И я не знаю, кто в этом виноват: я сам или человечество.
При этом мне совсем не нужно, чтобы все люди научились нести ответственность за свои слова и поступки.
Хотя было бы совсем не плохо, если бы делать это научился я сам.
– Ну почему? Вдруг все-таки что-нибудь новое он скажет? – Лариса, кажется, была расстроена тем, что наши усилия могут пропасть всуе. И мои слова должны были ее успокоить:
– Он не скажет ничего нового потому, что с тех пор как люди узнали, что плоская Земля не покоится на трех китах, а является шаром, летящим в пустоте, ничего по-настоящему нового сказано не было.
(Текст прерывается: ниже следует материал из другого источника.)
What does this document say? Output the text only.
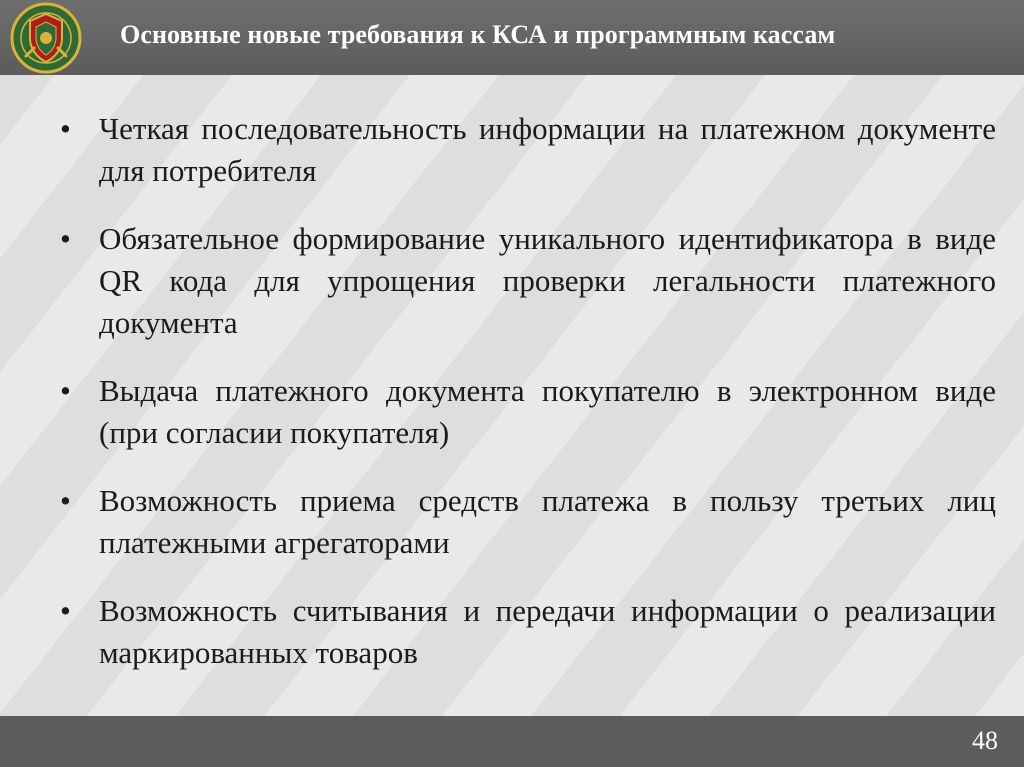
Основные новые требования к КСА и программным кассам
• Четкая последовательность информации на платежном документе для потребителя
• Обязательное формирование уникального идентификатора в виде QR кода для упрощения проверки легальности платежного документа
• Выдача платежного документа покупателю в электронном виде (при согласии покупателя)
• Возможность приема средств платежа в пользу третьих лиц платежными агрегаторами
• Возможность считывания и передачи информации о реализации маркированных товаров
48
В этом вся проблема новизны.
– Эх, изобрели бы люди что-нибудь такое, совсем новое, чтобы – раз! И все проблемы оказались бы решенными.
– Что-нибудь такое? – переспросил я Ларису. И пожалел, что телефонная трубка не может передать мою улыбку.
Особенно ехидную:
– «Что-нибудь такое», Лариса, от всех проблем уже давно изобретено.
– И что это?
– Цианистый калий.
Разговор стал принимать довольно глупую форму, и я перевел стрелки:
– Впрочем, ладно.
Вечером соберемся на пару и послушаем.
– С кем это ты собрался «на пару» – надеюсь, будет полный зал.
– Ну, вот и соберемся на пару – мы и прогрессивное человечество.
Наш разговор закончился на этой минорной для эпохи ноте, и я понял, что мне пора вставать…
…По телевизору показывали что-то невероятное и бессмысленное одновременно – то ли экономиста академика Глазьева, наконец-то понявшего, чем рыночная экономика отличается от плановой, то ли Дженнифер Лопес в одежде.
Так что за первой чашкой кофе я волей-неволей попробовал вспомнить, что мне известно о нашем сегодняшнем госте.
Оказалось, что, кроме сплетен, я ничего не знаю.
А сплетни – вещь нечестная. С некоторых пор мне это известно.
С тех самых, как меня стали считать настолько старым, что сплетни обо мне самом перестали кого-нибудь интересовать.
Даже в пределах моего подъезда.
Впрочем, иногда мысли приходят в мою голову без спросу и без всякого таможенного досмотра.
Я знаю, что повторять сплетни нехорошо, но ничего не могу с собой поделать. И то, что все остальное человечество тоже ничего с собой поделать не может, для меня – слабое утешение.
Хотя – есть повод задуматься: можно ли быть нравственным простым усилием воли?
Имел ли я право иметь свое мнение о человеке, который должен был прийти в наш клуб?
Дело здесь вот в чем: во всех областях человеческой деятельности профессионализм безличностен. Бесполезно относиться хорошо или плохо к человеку, создавшему отличный танк, построившему замечательный мост, заключившему важный для страны договор.
Творчество – исключение.
В творчестве автор продолжает самого себя.